L'économie américaine sera très faible tout au long de 2021. La nation aura besoin de plus de revenus commerciaux, pas de moins; de plus d'emplois, pas de moins; et d’une croissance économique plus rapide et non plus lente. Un salaire minimum de 15 $ emmènerait l'économie dans une mauvaise direction sur tous ces fronts.
Les appels à un salaire minimum de 15 $ ne sont pas nouveaux bien sûr. Ils sont devenus à la mode bien avant le début de la pandémie, des villes comme Seattle et des États comme le Maine, la Californie et New York s'étant déjà engagés dans de tels projets.
L'Université de Washington, qui a suivi les effets de la politique à Seattle, a conclu que le passage de la ville à 15 $ a jusqu'à présent conduit à une « réduction de 9% des heures travaillées » et à une « baisse de 6% de ce que les employeurs paient... pour les emplois faiblement rémunérés. »
À San Francisco, les dommages collatéraux se poursuivent.
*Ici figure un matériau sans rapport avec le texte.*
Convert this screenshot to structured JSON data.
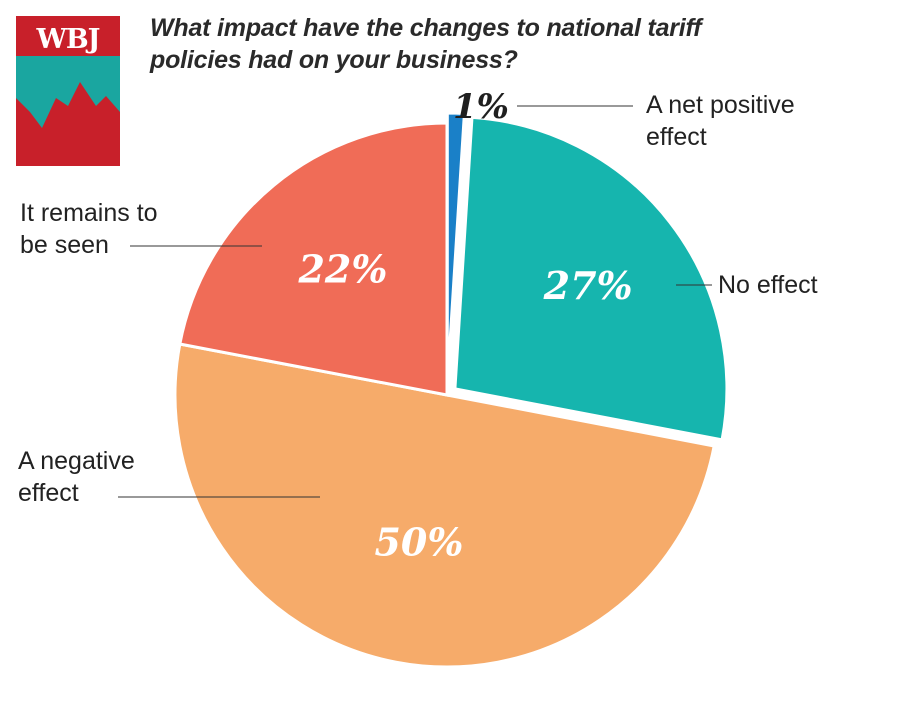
{
  "logo": {
    "text": "WBJ",
    "colors": {
      "red": "#c8202a",
      "teal": "#1aa6a0"
    }
  },
  "chart_data": {
    "type": "pie",
    "title": "What impact have the changes to national tariff policies had on your business?",
    "slices": [
      {
        "label": "A net positive effect",
        "label_lines": [
          "A net positive",
          "effect"
        ],
        "value": 1,
        "value_label": "1%",
        "color": "#1a80c8"
      },
      {
        "label": "No effect",
        "label_lines": [
          "No effect"
        ],
        "value": 27,
        "value_label": "27%",
        "color": "#16b5ae"
      },
      {
        "label": "A negative effect",
        "label_lines": [
          "A negative",
          "effect"
        ],
        "value": 50,
        "value_label": "50%",
        "color": "#f6ab6a"
      },
      {
        "label": "It remains to be seen",
        "label_lines": [
          "It remains to",
          "be seen"
        ],
        "value": 22,
        "value_label": "22%",
        "color": "#f06c57"
      }
    ],
    "exploded": [
      "A net positive effect",
      "No effect"
    ],
    "start_angle": "12 o'clock, clockwise",
    "legend_placement": "callouts around pie"
  }
}
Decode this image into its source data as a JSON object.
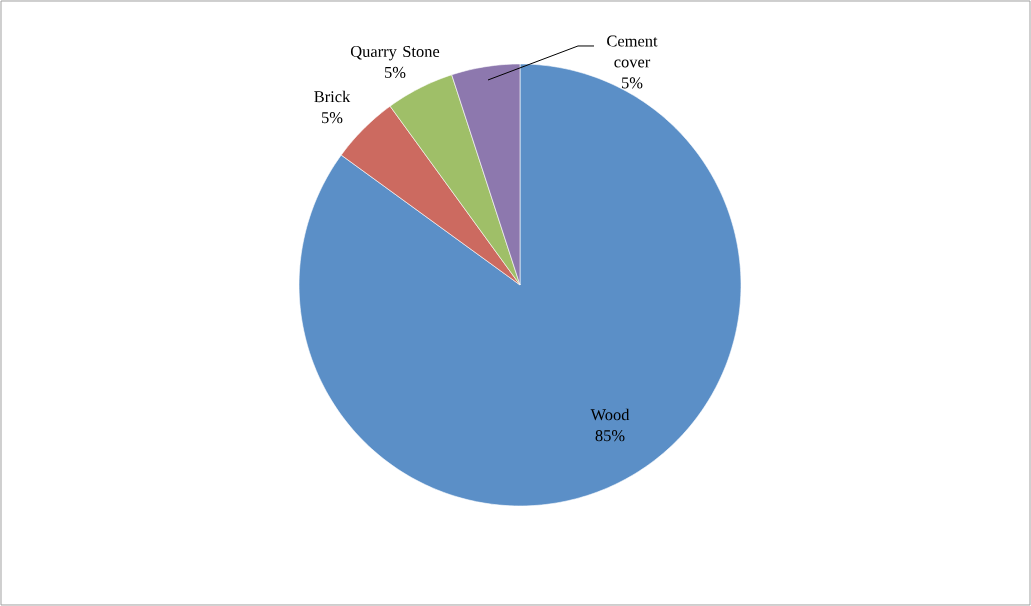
{
  "chart_data": {
    "type": "pie",
    "categories": [
      "Wood",
      "Brick",
      "Quarry Stone",
      "Cement cover"
    ],
    "values": [
      85,
      5,
      5,
      5
    ],
    "value_labels": [
      "85%",
      "5%",
      "5%",
      "5%"
    ],
    "colors": [
      "#5b8fc7",
      "#cc6a60",
      "#9fbf68",
      "#8d78ae"
    ]
  }
}
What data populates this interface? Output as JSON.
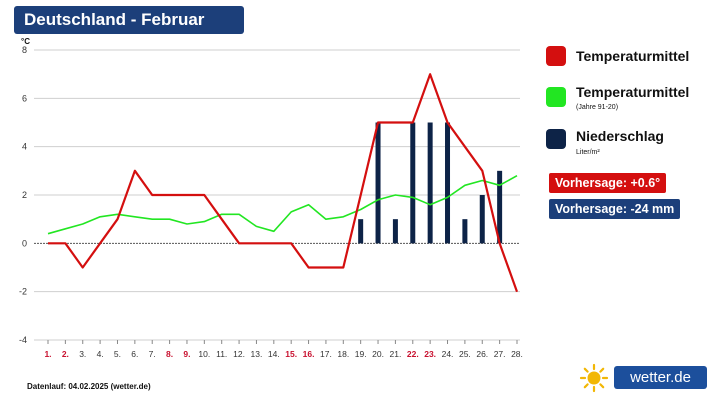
{
  "title": "Deutschland - Februar",
  "footer": "Datenlauf: 04.02.2025 (wetter.de)",
  "logo_text": "wetter.de",
  "legend": {
    "temp": {
      "label": "Temperaturmittel",
      "color": "#d40f0f"
    },
    "normal": {
      "label": "Temperaturmittel",
      "sub": "(Jahre 91-20)",
      "color": "#22e622"
    },
    "precip": {
      "label": "Niederschlag",
      "sub": "Liter/m²",
      "color": "#0d2347"
    }
  },
  "forecast": {
    "temp": {
      "label": "Vorhersage: +0.6°",
      "color": "#d40f0f"
    },
    "precip": {
      "label": "Vorhersage: -24 mm",
      "color": "#1c3f7a"
    }
  },
  "chart_data": {
    "type": "line",
    "ylabel": "°C",
    "ylim": [
      -4,
      8
    ],
    "yticks": [
      8,
      6,
      4,
      2,
      0,
      -2,
      -4
    ],
    "grid": true,
    "legend_position": "right",
    "categories": [
      "1.",
      "2.",
      "3.",
      "4.",
      "5.",
      "6.",
      "7.",
      "8.",
      "9.",
      "10.",
      "11.",
      "12.",
      "13.",
      "14.",
      "15.",
      "16.",
      "17.",
      "18.",
      "19.",
      "20.",
      "21.",
      "22.",
      "23.",
      "24.",
      "25.",
      "26.",
      "27.",
      "28."
    ],
    "weekend_days": [
      "1.",
      "2.",
      "8.",
      "9.",
      "15.",
      "16.",
      "22.",
      "23."
    ],
    "weekend_color": "#c8102e",
    "series": [
      {
        "name": "Temperaturmittel",
        "type": "line",
        "color": "#d40f0f",
        "values": [
          0,
          0,
          -1,
          0,
          1,
          3,
          2,
          2,
          2,
          2,
          1,
          0,
          0,
          0,
          0,
          -1,
          -1,
          -1,
          2,
          5,
          5,
          5,
          7,
          5,
          4,
          3,
          0,
          -2
        ]
      },
      {
        "name": "Temperaturmittel (Jahre 91-20)",
        "type": "line",
        "color": "#22e622",
        "values": [
          0.4,
          0.6,
          0.8,
          1.1,
          1.2,
          1.1,
          1.0,
          1.0,
          0.8,
          0.9,
          1.2,
          1.2,
          0.7,
          0.5,
          1.3,
          1.6,
          1.0,
          1.1,
          1.4,
          1.8,
          2.0,
          1.9,
          1.6,
          1.9,
          2.4,
          2.6,
          2.4,
          2.8
        ]
      },
      {
        "name": "Niederschlag",
        "type": "bar",
        "color": "#0d2347",
        "values": [
          0,
          0,
          0,
          0,
          0,
          0,
          0,
          0,
          0,
          0,
          0,
          0,
          0,
          0,
          0,
          0,
          0,
          0,
          1,
          5,
          1,
          5,
          5,
          5,
          1,
          2,
          3,
          0
        ]
      }
    ]
  }
}
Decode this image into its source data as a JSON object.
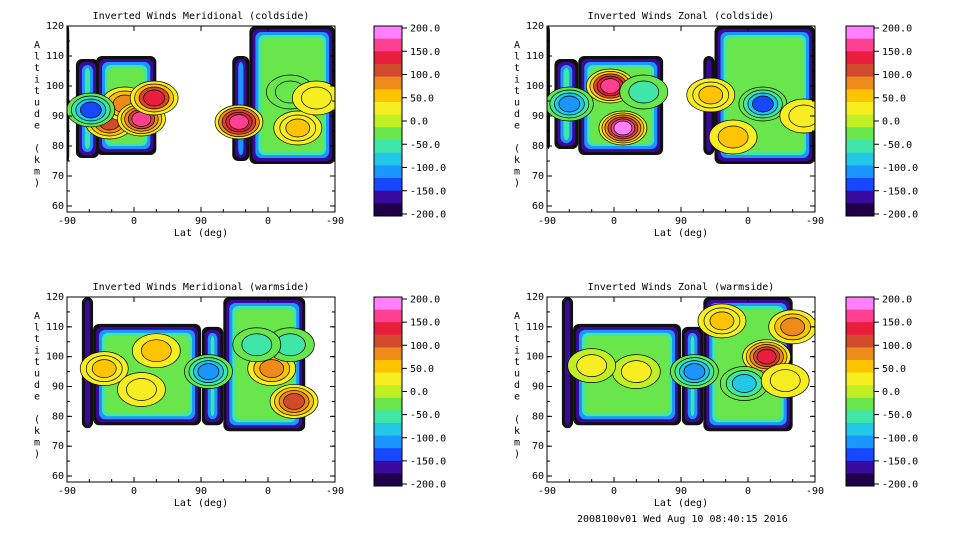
{
  "colorbar": {
    "ticks": [
      "200.0",
      "150.0",
      "100.0",
      "50.0",
      "0.0",
      "-50.0",
      "-100.0",
      "-150.0",
      "-200.0"
    ],
    "range": [
      -200,
      200
    ],
    "colors": [
      "#ff80ff",
      "#ff4090",
      "#e81e3c",
      "#d24a2c",
      "#ee8a1a",
      "#ffc400",
      "#f6ee20",
      "#c0f024",
      "#68e64c",
      "#40e6a8",
      "#22c8e6",
      "#1c96ff",
      "#1648ff",
      "#3a0a9e",
      "#20004a"
    ]
  },
  "footer": "2008100v01 Wed Aug 10 08:40:15 2016",
  "chart_data": [
    {
      "type": "heatmap",
      "title": "Inverted Winds Meridional (coldside)",
      "xlabel": "Lat (deg)",
      "ylabel": "Altitude (km)",
      "xticks": [
        "-90",
        "0",
        "90",
        "0",
        "-90"
      ],
      "yticks": [
        "60",
        "70",
        "80",
        "90",
        "100",
        "110",
        "120"
      ],
      "ylim": [
        58,
        120
      ],
      "value_range": [
        -200,
        200
      ],
      "coverage": [
        [
          -90,
          -87,
          75,
          120
        ],
        [
          -78,
          -47,
          76,
          109
        ],
        [
          -51,
          30,
          77,
          110
        ],
        [
          132,
          155,
          75,
          110
        ],
        [
          155,
          270,
          74,
          120
        ]
      ],
      "features": [
        {
          "lat": -33,
          "alt": 88,
          "value": 110
        },
        {
          "lat": -12,
          "alt": 94,
          "value": 70
        },
        {
          "lat": 10,
          "alt": 89,
          "value": 150
        },
        {
          "lat": 27,
          "alt": 96,
          "value": 130
        },
        {
          "lat": -58,
          "alt": 92,
          "value": -120
        },
        {
          "lat": 141,
          "alt": 88,
          "value": 170
        },
        {
          "lat": 210,
          "alt": 98,
          "value": -30
        },
        {
          "lat": 220,
          "alt": 86,
          "value": 60
        },
        {
          "lat": 245,
          "alt": 96,
          "value": 40
        }
      ]
    },
    {
      "type": "heatmap",
      "title": "Inverted Winds Zonal (coldside)",
      "xlabel": "Lat (deg)",
      "ylabel": "Altitude (km)",
      "xticks": [
        "-90",
        "0",
        "90",
        "0",
        "-90"
      ],
      "yticks": [
        "60",
        "70",
        "80",
        "90",
        "100",
        "110",
        "120"
      ],
      "ylim": [
        58,
        120
      ],
      "value_range": [
        -200,
        200
      ],
      "coverage": [
        [
          -90,
          -86,
          79,
          120
        ],
        [
          -80,
          -48,
          79,
          109
        ],
        [
          -48,
          66,
          77,
          110
        ],
        [
          120,
          135,
          77,
          110
        ],
        [
          135,
          270,
          74,
          120
        ]
      ],
      "features": [
        {
          "lat": -5,
          "alt": 100,
          "value": 160
        },
        {
          "lat": 12,
          "alt": 86,
          "value": 180
        },
        {
          "lat": 40,
          "alt": 98,
          "value": -40
        },
        {
          "lat": -60,
          "alt": 94,
          "value": -110
        },
        {
          "lat": 130,
          "alt": 97,
          "value": 60
        },
        {
          "lat": 200,
          "alt": 94,
          "value": -120
        },
        {
          "lat": 160,
          "alt": 83,
          "value": 50
        },
        {
          "lat": 255,
          "alt": 90,
          "value": 30
        }
      ]
    },
    {
      "type": "heatmap",
      "title": "Inverted Winds Meridional (warmside)",
      "xlabel": "Lat (deg)",
      "ylabel": "Altitude (km)",
      "xticks": [
        "-90",
        "0",
        "90",
        "0",
        "-90"
      ],
      "yticks": [
        "60",
        "70",
        "80",
        "90",
        "100",
        "110",
        "120"
      ],
      "ylim": [
        58,
        120
      ],
      "value_range": [
        -200,
        200
      ],
      "coverage": [
        [
          -70,
          -55,
          76,
          120
        ],
        [
          -55,
          90,
          77,
          111
        ],
        [
          91,
          120,
          77,
          110
        ],
        [
          120,
          230,
          75,
          120
        ]
      ],
      "features": [
        {
          "lat": 30,
          "alt": 102,
          "value": 50
        },
        {
          "lat": -40,
          "alt": 96,
          "value": 60
        },
        {
          "lat": 10,
          "alt": 89,
          "value": 40
        },
        {
          "lat": 185,
          "alt": 96,
          "value": 90
        },
        {
          "lat": 210,
          "alt": 104,
          "value": -50
        },
        {
          "lat": 215,
          "alt": 85,
          "value": 120
        },
        {
          "lat": 100,
          "alt": 95,
          "value": -110
        },
        {
          "lat": 165,
          "alt": 104,
          "value": -40
        }
      ]
    },
    {
      "type": "heatmap",
      "title": "Inverted Winds Zonal (warmside)",
      "xlabel": "Lat (deg)",
      "ylabel": "Altitude (km)",
      "xticks": [
        "-90",
        "0",
        "90",
        "0",
        "-90"
      ],
      "yticks": [
        "60",
        "70",
        "80",
        "90",
        "100",
        "110",
        "120"
      ],
      "ylim": [
        58,
        120
      ],
      "value_range": [
        -200,
        200
      ],
      "coverage": [
        [
          -70,
          -55,
          76,
          120
        ],
        [
          -55,
          90,
          77,
          111
        ],
        [
          91,
          120,
          77,
          110
        ],
        [
          120,
          240,
          75,
          120
        ]
      ],
      "features": [
        {
          "lat": 205,
          "alt": 100,
          "value": 140
        },
        {
          "lat": 145,
          "alt": 112,
          "value": 60
        },
        {
          "lat": 240,
          "alt": 110,
          "value": 70
        },
        {
          "lat": 175,
          "alt": 91,
          "value": -70
        },
        {
          "lat": 108,
          "alt": 95,
          "value": -110
        },
        {
          "lat": 30,
          "alt": 95,
          "value": 15
        },
        {
          "lat": -30,
          "alt": 97,
          "value": 20
        },
        {
          "lat": 230,
          "alt": 92,
          "value": 40
        }
      ]
    }
  ]
}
L'East Bay Times rapporte que « plus de 60 restaurants dans l’agglomération ont fermé » dans les cinq mois qui ont suivi la dernière augmentation du salaire minimum.
Le salaire minimum de 15 $ a échoué dans les villes et les États où le coût de la vie semble justifier l'augmentation. Lorsqu'ils seraient adoptés au niveau fédéral, comme le propose Biden, les résultats ne feraient qu'empirer, les contrôles des salaires perturbant les relations humaines et les signaux économiques.
« Selon les données du Bureau of Labor Statistics, la moitié de tous les travailleurs de 20 États gagnaient moins de 18 dollars de l'heure en 2019 », écrit Strain. « Dans 35 États, le salaire horaire médian était inférieur à 20 $. Fixer un salaire minimum si proche du salaire médian entraînerait une exclusion de nombreux travailleurs du marché du travail. En effet, dans 47 États, 25% de tous les travailleurs gagnaient moins de 15 dollars de l'heure. »
Lorsqu'on lui a demandé comment une telle augmentation nuirait aux petites entreprises, Biden a rapidement vanté les vertus du Paycheck Protection Program, le programme bipartisan de prêts-subventions de 669 milliards de dollars. Ce faisant, Biden affirme ce que beaucoup craignaient déjà: que pour un nombre important de dirigeants politiques, ces programmes de secours ne sont pas des « filets de sécurité » momentanés mais des systèmes permanents de distorsion des prix.
À une époque où les travailleurs et les entreprises subissent des souffrances importantes, les réponses ne se trouveront pas dans les manipulations du marché. Étant donné que notre crise économique actuelle est sans précédent et imprévisible, nous devons nous concentrer sur l'obtention d'informations sur les prix de meilleure qualité et plus claires, et non de brouiller davantage les pistes avec des politiques interventionnistes.
Les prix ne sont pas des choses avec lesquelles on joue. Lorsqu'ils sont laissés à l'écart des régulateurs et des décideurs, ils envoient de véritables informations sur notre créativité, nos comportements et nos préférences. Ils fournissent une base pour des relations humaines authentiques, nous donnant la liberté et l'information nécessaires pour créer et innover, pour commercer et échanger, pour restaurer et reconstruire.
Quels que soient nos objectifs pour le redressement de l’économie - que nous essayions d'atténuer la douleur des pertes à court terme, de stimuler les dépenses de consommation ou d'éviter l'inflation future - considérer l'économie comme une machine que l’on peut manipuler ne peut pas nous être profitable. Si nous souhaitons vraiment donner aux gens les moyens de subvenir à leurs besoins tout en répondant courageusement et librement aux besoins des autres, nous aurons besoin de prix libres pour le faire.